Objective: Heparins are known to exhibit anti-inflammatory and antimetastatic activities, however their application in inflammatory diseases and cancer is limited due their bleeding risk. Fucose-containing sulfated polysaccharides (fucoidans) from brown algae, which are currently considered promising candidates for health-supporting and medicinal applications, showed anti-inflammatory and antimetastatic activity in vivo as well, but considerably reduced anticoagulant effects. However, there is only limited knowledge about their mode of actions. Potential targets may be the chemokine interleukin 8 (IL-8) and the anaphylatoxin C5a, as they are closely linked to both inflammatory processes and tumor progression. In the present study, two structurally distinct fucoidans, SLSP from Saccharina latissimi and FVSP from Fucus vesiculosus, and UFH as reference were examined for their effects on IL-8- and C5a-induced reactions of polymorphonuclear neutrophils (PMN) as cell type critically involved in many inflammatory diseases.

Methods: The affinity of the test compounds to IL-8 and C5a was examined by competitive SPC-ELISA. PMN activation was determined by means of intracellular calcium release and Erk1/Erk2 phosphorylation. The IL-8- and C5a-induced PMN chemotaxis was assessed using modified Boyden chambers.

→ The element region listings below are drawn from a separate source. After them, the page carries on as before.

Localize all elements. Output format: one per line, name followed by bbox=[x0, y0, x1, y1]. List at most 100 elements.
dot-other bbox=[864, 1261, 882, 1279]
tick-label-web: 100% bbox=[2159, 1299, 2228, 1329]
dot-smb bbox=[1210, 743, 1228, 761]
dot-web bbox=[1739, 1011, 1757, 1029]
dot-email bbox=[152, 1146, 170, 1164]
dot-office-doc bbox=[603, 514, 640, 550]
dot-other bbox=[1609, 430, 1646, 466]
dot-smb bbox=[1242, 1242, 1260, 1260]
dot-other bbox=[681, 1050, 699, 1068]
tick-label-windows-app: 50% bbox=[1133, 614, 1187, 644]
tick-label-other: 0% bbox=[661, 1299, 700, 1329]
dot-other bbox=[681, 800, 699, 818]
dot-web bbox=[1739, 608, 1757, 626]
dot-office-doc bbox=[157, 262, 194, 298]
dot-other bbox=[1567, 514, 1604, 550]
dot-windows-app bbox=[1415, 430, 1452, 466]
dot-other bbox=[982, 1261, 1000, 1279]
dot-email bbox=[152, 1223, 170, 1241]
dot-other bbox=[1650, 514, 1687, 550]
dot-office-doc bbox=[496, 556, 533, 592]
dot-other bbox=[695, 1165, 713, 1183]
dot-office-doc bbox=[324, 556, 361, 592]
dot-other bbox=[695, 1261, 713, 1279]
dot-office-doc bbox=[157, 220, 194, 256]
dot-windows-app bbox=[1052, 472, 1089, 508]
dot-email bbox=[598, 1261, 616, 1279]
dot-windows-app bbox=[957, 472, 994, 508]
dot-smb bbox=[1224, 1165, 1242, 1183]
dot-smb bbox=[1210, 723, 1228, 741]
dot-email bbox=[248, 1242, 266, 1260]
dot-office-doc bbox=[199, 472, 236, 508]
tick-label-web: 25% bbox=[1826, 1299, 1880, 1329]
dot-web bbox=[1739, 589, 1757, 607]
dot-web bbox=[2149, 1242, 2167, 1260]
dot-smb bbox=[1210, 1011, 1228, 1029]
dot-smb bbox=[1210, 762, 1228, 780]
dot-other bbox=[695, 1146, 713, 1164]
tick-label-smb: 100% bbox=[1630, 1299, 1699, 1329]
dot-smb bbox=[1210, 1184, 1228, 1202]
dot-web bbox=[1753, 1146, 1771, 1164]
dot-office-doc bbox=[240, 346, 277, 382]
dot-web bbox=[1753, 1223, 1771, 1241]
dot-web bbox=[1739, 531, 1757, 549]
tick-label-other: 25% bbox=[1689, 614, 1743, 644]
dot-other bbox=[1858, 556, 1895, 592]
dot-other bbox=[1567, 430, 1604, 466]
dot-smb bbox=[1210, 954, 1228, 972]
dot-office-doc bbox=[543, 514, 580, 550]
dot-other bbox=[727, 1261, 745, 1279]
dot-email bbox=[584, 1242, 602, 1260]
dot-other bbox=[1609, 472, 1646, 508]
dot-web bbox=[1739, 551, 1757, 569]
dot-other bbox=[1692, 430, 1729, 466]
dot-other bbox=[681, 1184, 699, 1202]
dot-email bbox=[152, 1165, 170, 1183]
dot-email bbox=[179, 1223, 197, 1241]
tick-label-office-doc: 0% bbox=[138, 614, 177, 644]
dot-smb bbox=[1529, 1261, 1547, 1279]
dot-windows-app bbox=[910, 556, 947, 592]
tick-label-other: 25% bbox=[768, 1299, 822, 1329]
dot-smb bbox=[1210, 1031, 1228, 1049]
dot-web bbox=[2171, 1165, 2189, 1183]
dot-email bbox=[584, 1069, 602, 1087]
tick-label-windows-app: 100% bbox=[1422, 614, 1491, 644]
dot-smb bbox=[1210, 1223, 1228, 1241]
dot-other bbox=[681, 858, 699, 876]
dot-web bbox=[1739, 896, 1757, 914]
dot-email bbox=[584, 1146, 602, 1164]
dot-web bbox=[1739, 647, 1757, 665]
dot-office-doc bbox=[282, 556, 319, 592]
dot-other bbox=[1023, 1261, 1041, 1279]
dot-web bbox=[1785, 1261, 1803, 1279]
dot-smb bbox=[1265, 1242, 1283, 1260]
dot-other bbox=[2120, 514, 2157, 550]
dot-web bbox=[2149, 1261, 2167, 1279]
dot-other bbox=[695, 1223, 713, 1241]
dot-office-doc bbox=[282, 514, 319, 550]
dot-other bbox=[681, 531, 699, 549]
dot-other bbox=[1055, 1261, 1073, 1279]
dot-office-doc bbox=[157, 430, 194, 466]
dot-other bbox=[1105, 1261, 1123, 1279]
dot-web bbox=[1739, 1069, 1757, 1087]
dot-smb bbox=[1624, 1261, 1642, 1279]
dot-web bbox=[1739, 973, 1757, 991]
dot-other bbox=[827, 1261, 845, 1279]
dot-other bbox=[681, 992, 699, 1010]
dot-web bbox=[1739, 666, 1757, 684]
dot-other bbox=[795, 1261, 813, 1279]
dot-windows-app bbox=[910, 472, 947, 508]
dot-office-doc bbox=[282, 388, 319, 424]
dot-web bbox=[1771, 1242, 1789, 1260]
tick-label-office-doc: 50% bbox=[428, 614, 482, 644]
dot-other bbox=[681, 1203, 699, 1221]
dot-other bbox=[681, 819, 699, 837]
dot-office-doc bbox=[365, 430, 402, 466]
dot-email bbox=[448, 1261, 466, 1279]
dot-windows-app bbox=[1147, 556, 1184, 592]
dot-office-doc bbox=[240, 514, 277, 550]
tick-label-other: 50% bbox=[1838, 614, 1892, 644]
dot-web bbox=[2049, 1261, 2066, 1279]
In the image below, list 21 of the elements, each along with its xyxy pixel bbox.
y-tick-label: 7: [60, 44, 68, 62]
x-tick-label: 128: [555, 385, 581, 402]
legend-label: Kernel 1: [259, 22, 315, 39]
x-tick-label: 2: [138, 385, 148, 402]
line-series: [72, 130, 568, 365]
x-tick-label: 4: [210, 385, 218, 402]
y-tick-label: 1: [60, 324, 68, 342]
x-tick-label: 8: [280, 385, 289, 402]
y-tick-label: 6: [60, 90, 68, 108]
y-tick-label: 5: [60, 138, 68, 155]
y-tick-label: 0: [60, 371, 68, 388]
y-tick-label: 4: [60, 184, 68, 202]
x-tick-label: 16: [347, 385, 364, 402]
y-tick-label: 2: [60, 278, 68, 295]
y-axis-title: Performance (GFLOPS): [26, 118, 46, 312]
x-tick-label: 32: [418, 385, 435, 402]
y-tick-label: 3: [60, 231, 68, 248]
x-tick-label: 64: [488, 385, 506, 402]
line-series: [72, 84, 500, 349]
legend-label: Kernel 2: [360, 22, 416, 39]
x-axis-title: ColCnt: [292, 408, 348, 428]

Results: Both fucoidans (SLSP > FVSP), but not UFH, displayed high affinity to IL-8 as well as C5a. Whereas UFH showed only moderate effects, the fucoidans (FVSP > SLSP) conc.-dependently reduced the Il-8- and C5a-induced intracellular calcium release. The conc.-dependent inhibition of Erk phosphorylation was more pronounced in IL-8- than in C5a-stimulated PMN. Similar to this discrepancy, the IL-8-induced chemotaxis was effectively inhibited by the fucoidans and up to 30% by UFH, whereas migration towards C5a was only reduced to 50% by the fucoidans and not at all by UFH. Strikingly, SLSP and FVSP differed in their inhibitory profile on the IL-8-induced chemotaxis with stronger inhibition by SLSP at <10µg/ml and a superior effect of FVSP at higher concentrations.

Conclusion: In conclusion, the two fucoidans showed to interfere with IL-8- and C5a-induced stimulation of PMN by binding to these activators. They proved to be considerably more active than UFH, however, their activity profiles differed. This suggests that further mechanisms may be involved in their inhibitory effects on PMN.